Famine in Somalia: Does Food Aid Really Reach the Poorest?
Charities and organisations such as the UN are launching campaigns to raise funds for drought affected East Africa as 10 million people risk losing their life because of famine.
Refugee camps are overflowing with people desperate to find food and medical help, after, in most cases, days of walking.
The number of dead children has already reached 30,000, and as many as 500,000 more children may die without immediate aid.
People have lost their homes and their meagre possessions to come to the aid camps set up to help them as surviving the present is taking over concerns about the future.
While the work of the organisations is rightly praised in that people in countries like Somalia cannot rely on State help as the government is too weak to even assert control over the national territory, problems encountered by the NGOs and other organisations are often kept under wraps.
Clearly food right now is a very expensive commodity in countries like Somalia, so news that non-scrupulous bandits sell food aid recuperated in refugee camps or storage units is not surprising.
This week, the United Nations World Food Program announced it is investigating allegations that thousands of sacks of grain and other supplies intended for famine victims have been stolen by and later on sold on the open market for a profit.
"We're looking into this," Greg Barrow, a spokesman for the World Food Program, said Tuesday.
Worryingly, Barrow said the World Food Program had been told about the issue several months ago, but refused to expand on the subject until the situation became clearer.
The Somalia Capital, Mogadishu, which was the stage of a confrontation between the Islamist militant group al-Shabab and the government, is now under the authorities control after the insurgents abruptly withdrew from the capital.
The news however came as a surprise and many now fear the decision to withdraw is just part of a tactic to focus on other areas.
The Islamist armed group has banned Western organisations from working in the areas it controls, accusing them of spying and denying a famine even exists but as pressure increases many fear militants will try to access the food stocks.
The group has even stated that in the case of aid agencies working in the territories it control, it wants its people to be in charge of food distribution, which would facilitate their access to food supplies that can then be used to nourish the militants or sold in the markets.
Militant groups throughout the continent have for many years tried and sometimes successfully managed to access refugee camps to steal food or medical supplies.
During the 1994 Rwandan genocide for example, it is a well-known fact that refugee camps in Congo were taken over by armed militants groups who threatened aid workers and forcibly imposed their rules.
Also in Somalia in 1991 and 1992 when drought and famine hit the country, warlords and other armed groups stole all the food shipments they managed to access.
Moreover as the country has been considered as a high danger zone since a civil war broke out more than twenty years ago, many organisations run their programmes through local groups, which they have not much control over and can cause important monitoring problems.

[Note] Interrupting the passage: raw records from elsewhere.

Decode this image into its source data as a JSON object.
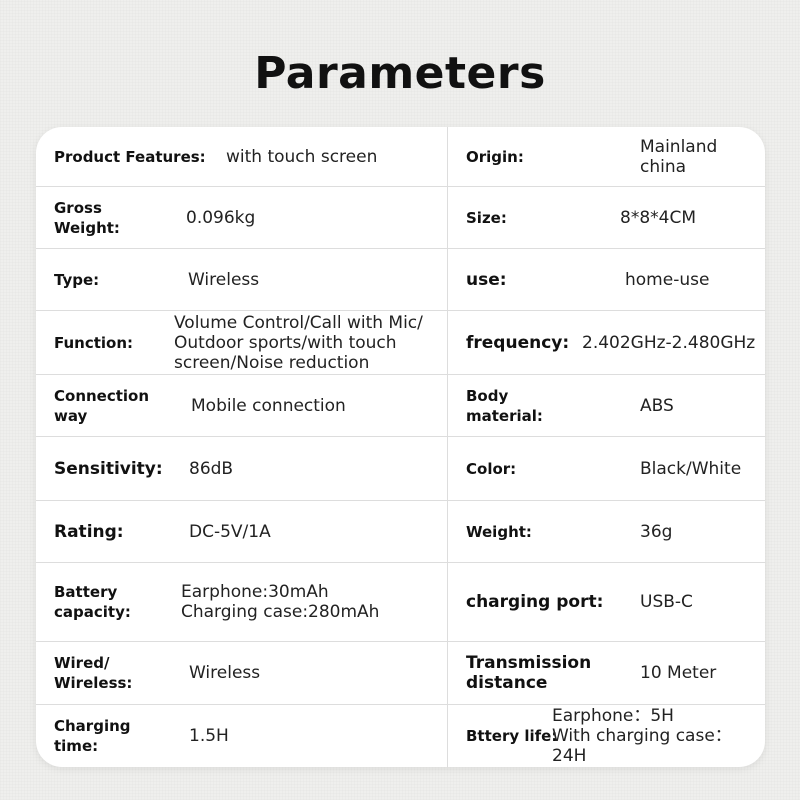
{
  "title": "Parameters",
  "rows": [
    {
      "left": {
        "label": "Product Features:",
        "value": "with touch screen"
      },
      "right": {
        "label": "Origin:",
        "value": "Mainland\nchina"
      }
    },
    {
      "left": {
        "label": "Gross\nWeight:",
        "value": "0.096kg"
      },
      "right": {
        "label": "Size:",
        "value": "8*8*4CM"
      }
    },
    {
      "left": {
        "label": "Type:",
        "value": "Wireless"
      },
      "right": {
        "label": "use:",
        "value": "home-use"
      }
    },
    {
      "left": {
        "label": "Function:",
        "value": "Volume Control/Call with Mic/\nOutdoor sports/with touch\nscreen/Noise reduction"
      },
      "right": {
        "label": "frequency:",
        "value": "2.402GHz-2.480GHz"
      }
    },
    {
      "left": {
        "label": "Connection\nway",
        "value": "Mobile connection"
      },
      "right": {
        "label": "Body\nmaterial:",
        "value": "ABS"
      }
    },
    {
      "left": {
        "label": "Sensitivity:",
        "value": "86dB"
      },
      "right": {
        "label": "Color:",
        "value": "Black/White"
      }
    },
    {
      "left": {
        "label": "Rating:",
        "value": "DC-5V/1A"
      },
      "right": {
        "label": "Weight:",
        "value": "36g"
      }
    },
    {
      "left": {
        "label": "Battery\ncapacity:",
        "value": "Earphone:30mAh\nCharging case:280mAh"
      },
      "right": {
        "label": "charging port:",
        "value": "USB-C"
      }
    },
    {
      "left": {
        "label": "Wired/\nWireless:",
        "value": "Wireless"
      },
      "right": {
        "label": "Transmission\ndistance",
        "value": "10 Meter"
      }
    },
    {
      "left": {
        "label": "Charging\ntime:",
        "value": "1.5H"
      },
      "right": {
        "label": "Bttery life:",
        "value": "Earphone：5H\nWith charging case：24H"
      }
    }
  ]
}
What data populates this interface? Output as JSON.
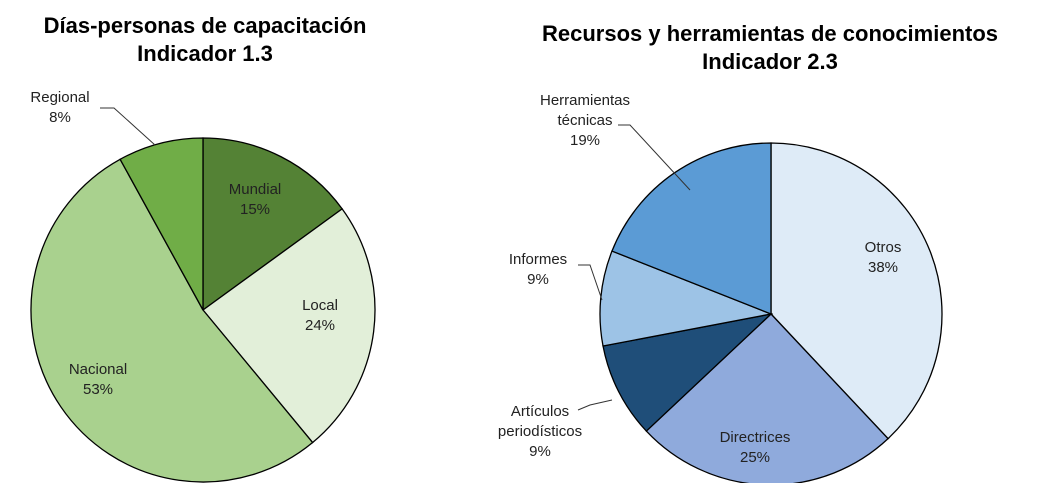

The United Nations is clearly aware of the problem and has thus decided to try and serve, when it can, individual portions of porridge as opposed to just handing out sacks of grain.
The World Food Program however has said that it will not cut back on aid deliveries because of the allegations of theft, which due to the urgency of the situation is understandable, but has warned it will ask contractors to pay them back for any food that has not been delivered.